Karıncalar, milyonlarca karınca vücuduma hücum etmiş kemiriyorlar. Neden? Öğrendim ki tecavüze uğrayanlar var, annesi babasını öldürmüş, kimi cinayet görmüş, kimi ihanet... Öğrendim ki tek dert bende değil, belki benimki dert bile değil, içim yanıyor, ağlıyorum
Kendime, yanımdakine, üst kattakine, sağda solda bağımlılıktan yatanlara... Onları bu hale getirenlerin ne kadar acımasız olduklarını düşündükçe çıldırıyorum. Yazarken elim titriyor. Gözyaşlarım kâğıda damlıyor, hayat mı acımasız dersiniz, yoksa insanlar mı?

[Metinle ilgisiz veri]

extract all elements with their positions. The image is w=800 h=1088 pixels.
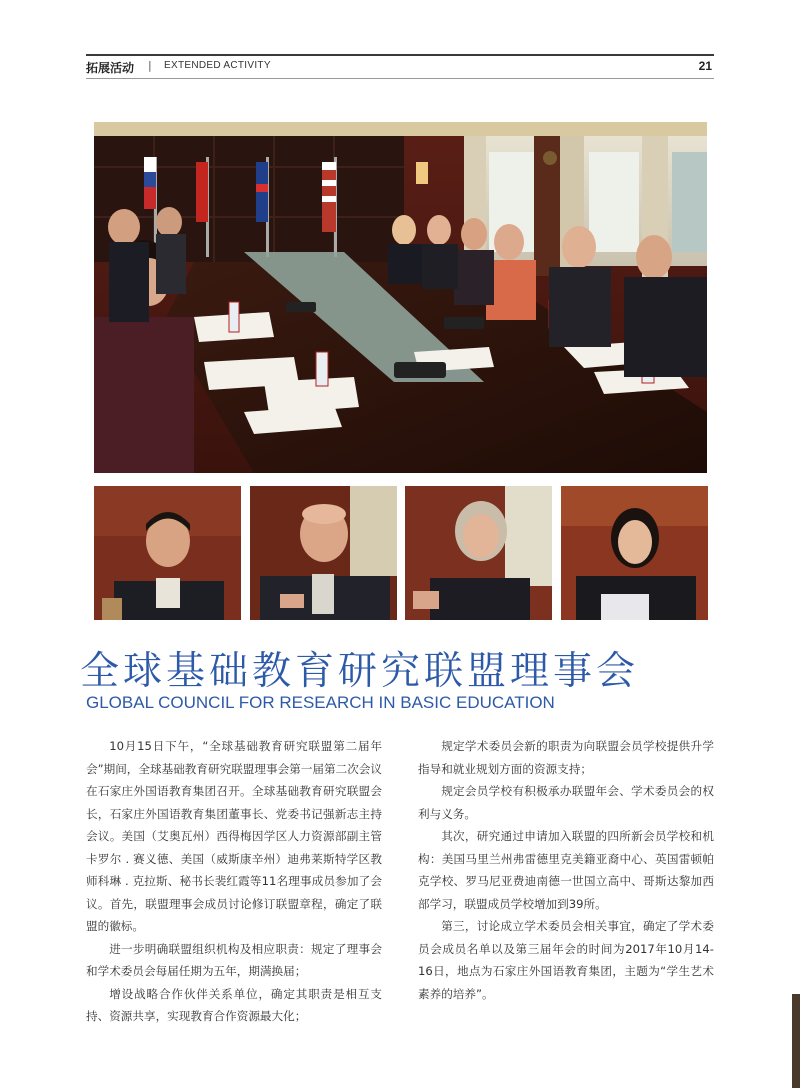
paragraph: 10月15日下午，“全球基础教育研究联盟第二届年会”期间，全球基础教育研究联盟理事会第一届第二次会议在石家庄外国语教育集团召开。全球基础教育研究联盟会长，石家庄外国语教育集团董事长、党委书记强新志主持会议。美国（艾奥瓦州）西得梅因学区人力资源部副主管卡罗尔 . 赛义德、美国（威斯康辛州）迪弗莱斯特学区教师科琳 . 克拉斯、秘书长裴红霞等11名理事成员参加了会议。首先，联盟理事会成员讨论修订联盟章程，确定了联盟的徽标。	[86, 739, 382, 933]
page-edge-tab	[792, 994, 800, 1088]
header-separator: |	[148, 59, 152, 72]
article-column-left	[86, 735, 382, 1028]
paragraph: 增设战略合作伙伴关系单位，确定其职责是相互支持、资源共享，实现教育合作资源最大化；	[86, 986, 382, 1023]
paragraph: 规定会员学校有积极承办联盟年会、学术委员会的权利与义务。	[418, 784, 714, 821]
paragraph: 进一步明确联盟组织机构及相应职责：规定了理事会和学术委员会每届任期为五年，期满换届；	[86, 941, 382, 978]
article-title-zh: 全球基础教育研究联盟理事会	[80, 649, 640, 694]
paragraph: 第三，讨论成立学术委员会相关事宜，确定了学术委员会成员名单以及第三届年会的时间为2017年10月14-16日，地点为石家庄外国语教育集团，主题为“学生艺术素养的培养”。	[418, 919, 714, 1001]
paragraph: 其次，研究通过申请加入联盟的四所新会员学校和机构：美国马里兰州弗雷德里克美籍亚裔中心、英国雷顿帕克学校、罗马尼亚费迪南德一世国立高中、哥斯达黎加西部学习，联盟成员学校增加到39所。	[418, 829, 714, 911]
meeting-photo	[94, 122, 707, 473]
article-column-right	[418, 735, 714, 1005]
portrait-photo-3	[405, 486, 552, 620]
portrait-photo-2	[250, 486, 397, 620]
page-header	[86, 54, 714, 79]
page-number: 21	[698, 59, 712, 73]
section-title-zh: 拓展活动	[86, 61, 135, 75]
paragraph: 规定学术委员会新的职责为向联盟会员学校提供升学指导和就业规划方面的资源支持；	[418, 739, 714, 776]
article-title-en: GLOBAL COUNCIL FOR RESEARCH IN BASIC EDUCATION	[86, 693, 555, 712]
section-title-en: EXTENDED ACTIVITY	[164, 60, 271, 71]
portrait-photo-1	[94, 486, 241, 620]
portrait-photo-4	[561, 486, 708, 620]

Ayşe’yi tanıyorum sonra (Aral). Abla mı olsun bana? 2. anne mi? Arkadaş? Dost? Her şey? Kimseyle konuşmak istemez bir edayla yaklaştı yanıma. Her zamanki samimiyetimle gülümsedim. Soğuktu. Duvarları var, belli. Onu da incitmişler. Görür görmez anladım. Beş saniye yeter bana. Sarılmak istedim.